On calling Mayday (30 mins on a bank holiday), they isolated the on battery fuse tray, one which had blown, being a mega fuse (Cal5) which they did not carry so they direct wired the red wire output to the battery and got us underway. Never come across this type of set up before.
This morning after calling several Peugeot dealers none of which had any in stock I found one at a Citroen dealer. £16!!!!!!! Bought 2 reserve on line £3 each. 
Has anyone out there had this huge fuse blow? and if so why?
Peter


----------



## apb78a (Sep 26, 2007)

*Re Fuse Blowing*

hi my main fuse whent a while ago took some finding why van would not start but would jump start auto electrician thought van battery was fairly flat so starter was taking far more amps through fuse


----------



## hogan (Oct 31, 2006)

Mine blew when trying to start engine with a low battery.
Apparently German vans try to take power from leisure batteries if engine battery low.
Spent a week trying to get one in Spain (they looked at it as though it was from a space rocket )
in the end good old e-bay delivered.


----------



## olley (May 1, 2005)

Mega fuses here: http://www.vehicle-wiring-products.eu/VWP-onlinestore/fuses/fuses.php £3.46 each.

Ian


----------



## Curtisden (Mar 23, 2009)

*Mega Fuse*

I bought one from a Peugeot dealer £16 in the end as the MH is only 8 months old and don't want problems down the line with warrantee.
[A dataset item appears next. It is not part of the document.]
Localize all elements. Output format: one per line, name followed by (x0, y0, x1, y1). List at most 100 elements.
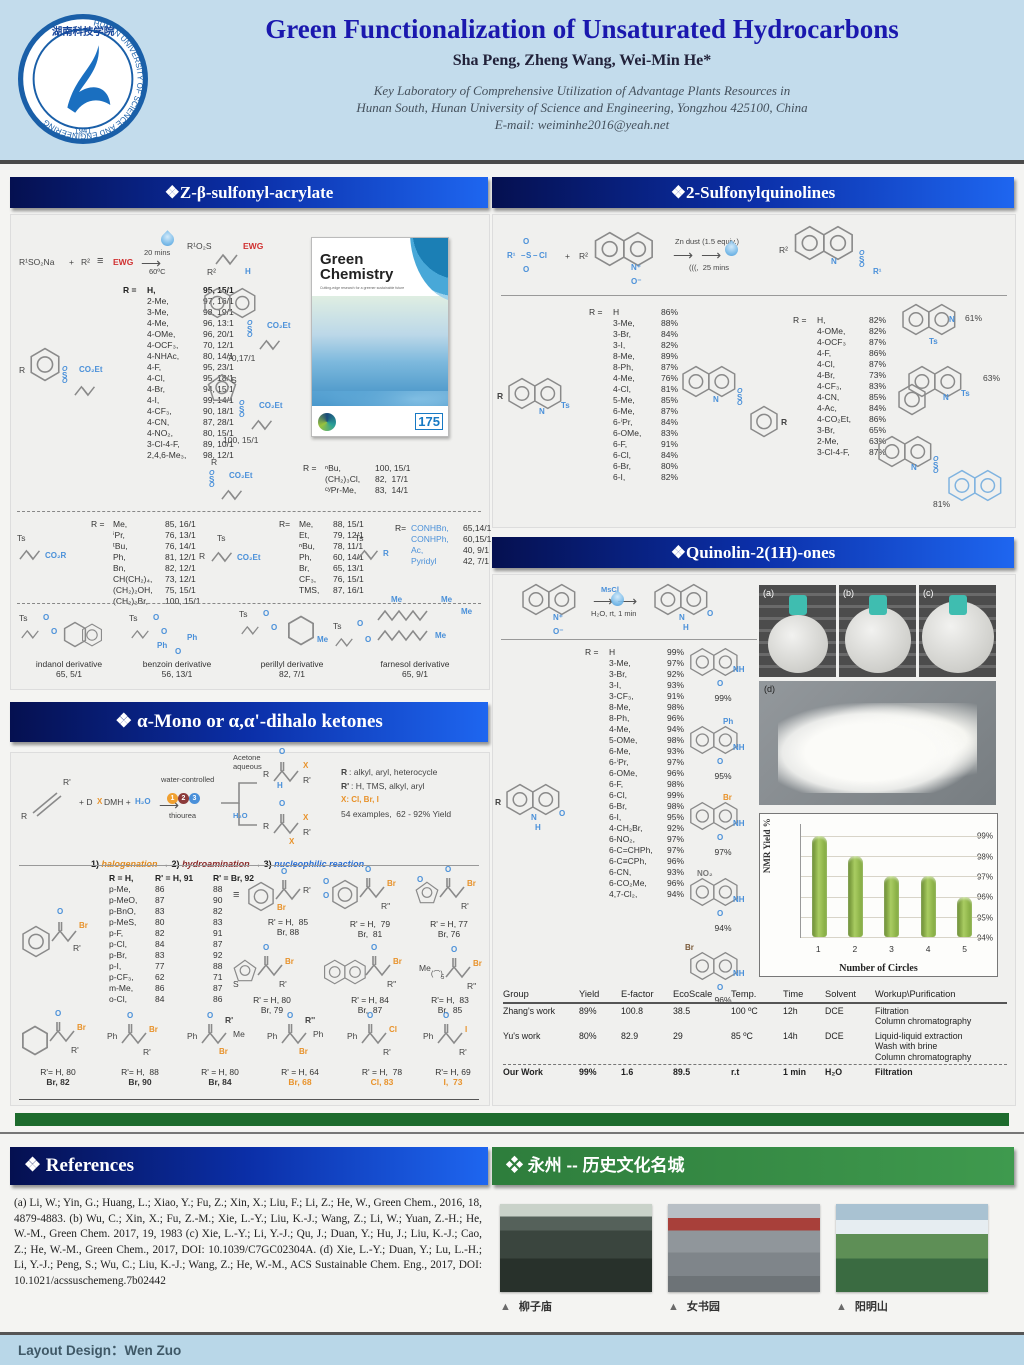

But got 2 on the web 33.5 as a back up abroad.
P


----------



## Geoff1147 (Aug 8, 2018)

Curtisden said:


> While away this weekend we stopped and on trying to restart my 2012 Peugeot boxer based Autocruise MH the whole electrical output to the engine and display was dead.
> On calling Mayday (30 mins on a bank holiday), they isolated the on battery fuse tray, one which had blown, being a mega fuse (Cal5) which they did not carry so they direct wired the red wire output to the battery and got us underway. Never come across this type of set up before.
> This morning after calling several Peugeot dealers none of which had any in stock I found one at a Citroen dealer. £16!!!!!!! Bought 2 reserve on line £3 each.
> Has anyone out there had this huge fuse blow? and if so why?
> Peter


I had exactly the same problem with my Auto Sleeper Warwick Duo 2016 last week! Same (cal5) fuse blown I only had the vehicle 3 weeks so the dealer replaced the fuse but could throw no light on why it blew in the first place. I have now ordered a replacement fuse from a Peugeot dealer near me, cost £18! Have you any idea what this fuse protects? It is very big although even the Peugeot dealer was unsure about the size. One figure he gave me was 70 amps and another figure is 500 amps. Not much difference, eh? I did notice that when a 'jump' battery was connected, all seamed well in the ignition department, although there were no ignition dash lights when it went off. I would really like to find out more about this. Geoff Lee


----------